Schwarzenegger signed Senate Bill 819, which will align California's education standards for accountants with those used by all but one other state. As a result, starting in 2014, CPA candidates in California must complete 150 hours of undergraduate coursework, including 48 hours of business and accounting classes, and one year in the work force.
The state's current standards provided an alternative pathway with fewer course hours. They allow candidates to either complete 120 undergraduate hours and two years in an accounting position, or 150 hours of classes.
The new law grandfathers in current CPAs. Before 2014, accounting students may attain a license under the old system.
Matching Standards Will Open Doors
California's position has bucked national trends since the 1980s, when most states adopted the 150-hour approach as their standard. Accounting and educational groups in the state had believed the 120-hour option would help economically disadvantaged students who might have trouble paying for 30 extra hours over a short period of time. "The idea was to leave the number of units flexible according to what the needs of students would be," says Greg Burke, a partner at the Sacramento-based accounting firm John Waddell & Co. and 2008 chair of the California Society of CPAs, the state's largest trade group.
But Burke says that over the years, a number of other states either wouldn't recognize California CPA licenses or made licensees wait for clearance because their educational background was different.

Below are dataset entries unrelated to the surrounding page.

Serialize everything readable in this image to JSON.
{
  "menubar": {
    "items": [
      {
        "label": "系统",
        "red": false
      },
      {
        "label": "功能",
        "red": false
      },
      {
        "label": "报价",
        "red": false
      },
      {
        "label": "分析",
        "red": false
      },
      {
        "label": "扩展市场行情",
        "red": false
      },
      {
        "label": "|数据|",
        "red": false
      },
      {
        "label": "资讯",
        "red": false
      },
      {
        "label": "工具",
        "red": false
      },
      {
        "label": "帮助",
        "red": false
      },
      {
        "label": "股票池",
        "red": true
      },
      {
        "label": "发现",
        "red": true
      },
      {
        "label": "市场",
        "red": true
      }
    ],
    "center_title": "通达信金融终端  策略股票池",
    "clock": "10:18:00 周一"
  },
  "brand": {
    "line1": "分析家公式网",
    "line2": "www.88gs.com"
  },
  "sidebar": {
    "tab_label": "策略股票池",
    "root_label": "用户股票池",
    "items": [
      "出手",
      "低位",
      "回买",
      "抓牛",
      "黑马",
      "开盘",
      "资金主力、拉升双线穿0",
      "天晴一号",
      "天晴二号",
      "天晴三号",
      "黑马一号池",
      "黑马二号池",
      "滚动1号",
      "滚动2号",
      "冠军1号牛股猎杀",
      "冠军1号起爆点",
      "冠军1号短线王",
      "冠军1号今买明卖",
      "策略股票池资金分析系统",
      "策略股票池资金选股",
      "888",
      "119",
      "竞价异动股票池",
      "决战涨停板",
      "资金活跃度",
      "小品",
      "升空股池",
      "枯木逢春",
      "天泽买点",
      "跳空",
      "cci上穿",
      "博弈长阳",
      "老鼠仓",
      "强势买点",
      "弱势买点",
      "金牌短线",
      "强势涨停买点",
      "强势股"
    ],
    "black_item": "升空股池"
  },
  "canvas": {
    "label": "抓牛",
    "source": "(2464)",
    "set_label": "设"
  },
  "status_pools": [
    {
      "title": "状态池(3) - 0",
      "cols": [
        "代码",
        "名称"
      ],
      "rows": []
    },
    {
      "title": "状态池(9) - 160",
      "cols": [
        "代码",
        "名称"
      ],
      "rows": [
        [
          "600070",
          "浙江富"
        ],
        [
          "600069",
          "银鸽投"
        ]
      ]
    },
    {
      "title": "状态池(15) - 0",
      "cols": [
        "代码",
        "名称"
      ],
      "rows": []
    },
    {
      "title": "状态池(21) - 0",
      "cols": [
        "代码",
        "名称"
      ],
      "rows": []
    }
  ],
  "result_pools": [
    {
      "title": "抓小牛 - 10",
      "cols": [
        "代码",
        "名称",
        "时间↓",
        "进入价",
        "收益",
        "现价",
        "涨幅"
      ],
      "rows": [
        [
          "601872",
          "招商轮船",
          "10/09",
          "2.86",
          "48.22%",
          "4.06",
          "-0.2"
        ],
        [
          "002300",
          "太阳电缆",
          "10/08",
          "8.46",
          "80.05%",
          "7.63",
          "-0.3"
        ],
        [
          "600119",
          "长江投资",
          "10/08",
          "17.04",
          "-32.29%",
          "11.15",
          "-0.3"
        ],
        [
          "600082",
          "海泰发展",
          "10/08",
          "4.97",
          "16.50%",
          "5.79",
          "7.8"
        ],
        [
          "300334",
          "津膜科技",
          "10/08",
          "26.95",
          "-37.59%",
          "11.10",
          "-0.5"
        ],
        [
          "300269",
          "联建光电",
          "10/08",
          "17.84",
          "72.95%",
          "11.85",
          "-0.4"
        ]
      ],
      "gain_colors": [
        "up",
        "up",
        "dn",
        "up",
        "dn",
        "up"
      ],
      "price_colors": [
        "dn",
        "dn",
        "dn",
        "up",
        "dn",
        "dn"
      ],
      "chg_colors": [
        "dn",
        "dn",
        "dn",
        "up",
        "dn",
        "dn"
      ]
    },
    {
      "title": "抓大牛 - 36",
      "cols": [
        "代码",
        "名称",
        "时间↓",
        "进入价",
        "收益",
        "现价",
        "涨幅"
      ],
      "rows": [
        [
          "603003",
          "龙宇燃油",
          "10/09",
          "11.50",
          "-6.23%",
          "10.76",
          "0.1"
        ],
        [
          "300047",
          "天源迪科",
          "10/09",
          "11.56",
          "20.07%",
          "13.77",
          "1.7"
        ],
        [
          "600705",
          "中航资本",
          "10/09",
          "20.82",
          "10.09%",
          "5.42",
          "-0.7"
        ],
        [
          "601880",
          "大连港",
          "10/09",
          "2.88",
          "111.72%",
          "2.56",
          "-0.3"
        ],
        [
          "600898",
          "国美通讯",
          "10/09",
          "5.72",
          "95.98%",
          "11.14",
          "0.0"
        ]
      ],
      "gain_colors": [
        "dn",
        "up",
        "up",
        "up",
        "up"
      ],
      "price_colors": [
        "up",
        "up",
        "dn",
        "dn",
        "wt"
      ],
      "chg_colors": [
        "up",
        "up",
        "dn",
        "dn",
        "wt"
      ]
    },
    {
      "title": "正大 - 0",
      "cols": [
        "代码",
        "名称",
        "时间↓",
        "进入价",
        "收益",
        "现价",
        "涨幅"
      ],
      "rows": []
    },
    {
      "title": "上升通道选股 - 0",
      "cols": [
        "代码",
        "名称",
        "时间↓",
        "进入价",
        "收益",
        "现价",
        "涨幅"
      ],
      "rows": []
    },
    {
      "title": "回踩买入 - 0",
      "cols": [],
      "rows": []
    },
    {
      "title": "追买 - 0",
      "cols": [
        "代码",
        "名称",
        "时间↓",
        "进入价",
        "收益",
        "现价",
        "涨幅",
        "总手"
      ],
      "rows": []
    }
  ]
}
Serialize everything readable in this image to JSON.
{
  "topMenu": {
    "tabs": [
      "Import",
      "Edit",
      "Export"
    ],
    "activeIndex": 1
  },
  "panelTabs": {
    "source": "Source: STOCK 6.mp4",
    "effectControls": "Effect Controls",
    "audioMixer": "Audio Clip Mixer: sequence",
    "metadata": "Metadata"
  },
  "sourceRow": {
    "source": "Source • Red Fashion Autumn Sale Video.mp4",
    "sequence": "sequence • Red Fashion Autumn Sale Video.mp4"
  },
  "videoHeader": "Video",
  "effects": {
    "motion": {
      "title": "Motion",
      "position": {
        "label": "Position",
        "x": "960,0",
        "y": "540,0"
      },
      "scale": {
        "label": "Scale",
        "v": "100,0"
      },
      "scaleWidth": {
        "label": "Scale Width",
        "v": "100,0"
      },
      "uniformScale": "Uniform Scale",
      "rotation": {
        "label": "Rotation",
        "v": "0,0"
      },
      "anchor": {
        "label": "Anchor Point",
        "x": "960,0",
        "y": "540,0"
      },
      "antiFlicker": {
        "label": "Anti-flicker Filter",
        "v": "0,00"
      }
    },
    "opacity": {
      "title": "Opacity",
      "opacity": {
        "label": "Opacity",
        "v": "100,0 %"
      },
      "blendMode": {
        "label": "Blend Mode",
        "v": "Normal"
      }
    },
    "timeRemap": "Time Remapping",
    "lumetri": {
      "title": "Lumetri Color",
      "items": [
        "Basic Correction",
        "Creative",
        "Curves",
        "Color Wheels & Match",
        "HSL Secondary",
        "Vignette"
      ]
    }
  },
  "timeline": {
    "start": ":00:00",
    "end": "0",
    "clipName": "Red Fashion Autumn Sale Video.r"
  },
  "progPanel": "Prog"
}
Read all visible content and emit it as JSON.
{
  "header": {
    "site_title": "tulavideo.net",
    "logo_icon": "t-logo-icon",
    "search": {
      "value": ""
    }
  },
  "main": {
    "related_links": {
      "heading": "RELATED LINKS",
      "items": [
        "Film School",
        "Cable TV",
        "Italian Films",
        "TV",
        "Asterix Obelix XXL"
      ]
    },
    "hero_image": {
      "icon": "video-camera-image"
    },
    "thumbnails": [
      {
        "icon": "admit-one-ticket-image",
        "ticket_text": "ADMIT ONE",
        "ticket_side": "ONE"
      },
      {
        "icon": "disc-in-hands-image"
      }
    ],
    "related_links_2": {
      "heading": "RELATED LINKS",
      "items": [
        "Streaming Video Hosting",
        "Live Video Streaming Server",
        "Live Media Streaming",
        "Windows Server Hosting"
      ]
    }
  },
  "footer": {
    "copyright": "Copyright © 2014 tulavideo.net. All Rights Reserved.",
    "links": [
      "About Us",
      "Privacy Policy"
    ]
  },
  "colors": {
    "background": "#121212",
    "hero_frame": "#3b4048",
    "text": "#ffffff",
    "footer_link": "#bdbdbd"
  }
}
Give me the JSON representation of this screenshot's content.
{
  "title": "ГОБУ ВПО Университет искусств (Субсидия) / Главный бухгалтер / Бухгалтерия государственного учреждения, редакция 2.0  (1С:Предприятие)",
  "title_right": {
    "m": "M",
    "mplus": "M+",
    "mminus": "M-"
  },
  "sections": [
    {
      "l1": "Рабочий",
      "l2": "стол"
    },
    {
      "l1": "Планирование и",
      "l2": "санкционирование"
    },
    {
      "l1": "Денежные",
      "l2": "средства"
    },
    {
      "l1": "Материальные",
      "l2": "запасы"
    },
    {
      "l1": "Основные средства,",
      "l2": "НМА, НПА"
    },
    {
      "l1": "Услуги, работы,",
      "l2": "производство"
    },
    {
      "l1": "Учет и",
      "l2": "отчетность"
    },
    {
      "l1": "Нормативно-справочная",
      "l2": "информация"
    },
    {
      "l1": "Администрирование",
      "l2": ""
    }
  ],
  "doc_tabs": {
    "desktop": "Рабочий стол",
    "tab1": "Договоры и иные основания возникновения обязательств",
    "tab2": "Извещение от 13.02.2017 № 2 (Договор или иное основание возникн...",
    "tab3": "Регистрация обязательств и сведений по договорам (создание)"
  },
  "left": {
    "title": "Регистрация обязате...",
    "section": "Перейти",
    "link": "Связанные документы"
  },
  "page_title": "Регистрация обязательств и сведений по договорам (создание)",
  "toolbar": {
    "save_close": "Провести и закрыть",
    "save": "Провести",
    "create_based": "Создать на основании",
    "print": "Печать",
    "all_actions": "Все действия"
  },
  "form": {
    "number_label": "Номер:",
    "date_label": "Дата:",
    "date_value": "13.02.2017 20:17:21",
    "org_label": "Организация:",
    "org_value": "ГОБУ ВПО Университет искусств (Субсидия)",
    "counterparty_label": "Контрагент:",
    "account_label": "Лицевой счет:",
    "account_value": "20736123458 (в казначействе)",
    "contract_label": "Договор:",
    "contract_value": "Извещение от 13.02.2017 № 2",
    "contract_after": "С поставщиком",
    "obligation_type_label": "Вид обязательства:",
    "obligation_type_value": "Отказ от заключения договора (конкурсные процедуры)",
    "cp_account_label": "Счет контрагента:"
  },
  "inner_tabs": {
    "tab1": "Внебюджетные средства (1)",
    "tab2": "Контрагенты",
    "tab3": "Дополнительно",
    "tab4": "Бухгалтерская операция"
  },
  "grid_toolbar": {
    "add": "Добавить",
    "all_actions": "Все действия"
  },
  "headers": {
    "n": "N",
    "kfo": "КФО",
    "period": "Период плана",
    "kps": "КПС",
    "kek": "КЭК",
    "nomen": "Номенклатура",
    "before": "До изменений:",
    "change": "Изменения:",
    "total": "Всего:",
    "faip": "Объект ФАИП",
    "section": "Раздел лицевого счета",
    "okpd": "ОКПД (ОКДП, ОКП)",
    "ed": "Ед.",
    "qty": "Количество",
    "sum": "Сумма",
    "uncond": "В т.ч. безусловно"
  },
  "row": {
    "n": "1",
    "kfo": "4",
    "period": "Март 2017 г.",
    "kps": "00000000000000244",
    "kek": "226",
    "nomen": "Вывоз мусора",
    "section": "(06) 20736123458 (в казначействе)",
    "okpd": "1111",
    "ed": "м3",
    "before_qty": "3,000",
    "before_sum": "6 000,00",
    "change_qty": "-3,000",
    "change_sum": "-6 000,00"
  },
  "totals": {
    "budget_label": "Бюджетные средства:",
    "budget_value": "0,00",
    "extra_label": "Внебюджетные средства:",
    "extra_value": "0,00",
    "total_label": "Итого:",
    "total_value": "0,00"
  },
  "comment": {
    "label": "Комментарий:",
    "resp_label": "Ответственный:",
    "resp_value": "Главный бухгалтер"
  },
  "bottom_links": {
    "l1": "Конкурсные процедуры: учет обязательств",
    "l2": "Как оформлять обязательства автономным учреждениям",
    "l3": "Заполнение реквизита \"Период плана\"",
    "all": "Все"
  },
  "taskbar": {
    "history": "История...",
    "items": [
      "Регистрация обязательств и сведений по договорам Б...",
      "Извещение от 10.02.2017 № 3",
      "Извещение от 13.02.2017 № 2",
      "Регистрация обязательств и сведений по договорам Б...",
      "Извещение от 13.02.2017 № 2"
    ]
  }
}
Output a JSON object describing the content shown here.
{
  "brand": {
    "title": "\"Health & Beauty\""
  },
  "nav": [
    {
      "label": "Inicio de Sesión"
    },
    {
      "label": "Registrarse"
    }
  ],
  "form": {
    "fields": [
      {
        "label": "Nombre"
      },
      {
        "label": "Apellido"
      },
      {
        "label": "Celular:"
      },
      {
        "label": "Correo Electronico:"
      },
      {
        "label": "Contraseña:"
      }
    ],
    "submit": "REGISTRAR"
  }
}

As a result, some CPAs were reluctant to taken on clients from out of state.
Last year, Burke made changing the law a priority for his one-year term and rallied CalCPA members, other accounting groups, educators and lawmakers to the cause. An earlier bill introduced in February, SB 691, died in committee after a few education and policy groups reiterated concerns about its fairness to all students. But Burke says CalCPA and other groups were able to show that the benefits of a one-pathway approach outweighed its disadvantages and they agreed to a few minor changes, including a requirement for accounting students to take courses in ethics.
The groups added a powerful ally when state senator Leland Yee sponsored the later bill, SB 819. Yee had seen first-hand the downside of the dual pathway approach when an accountant helping a family member in a car sale couldn't practice in Washington. Yee personally lobbied Schwarzenegger on behalf of the bill. "Our argument was that the state was sending folks along a dead-end pathway," says Adam Keigwin, Yee's chief of staff.
CalCPA applauded the bill signing, saying it would be a boon for California consumers. "Without SB 819, California consumers would not receive the same level of service that consumers in other states enjoy and California CPAs would face insurmountable hurdles in representing their clients," says Bruce Allen, CalCPA's director of government relations.
Former chair Burke says accountants in the state will now be "on the same footing as the rest of the country. Cal CPAs will be substantially equivalent. They will have the same opportunities to practice public accounting as accountants in other states. It creates a level playing field."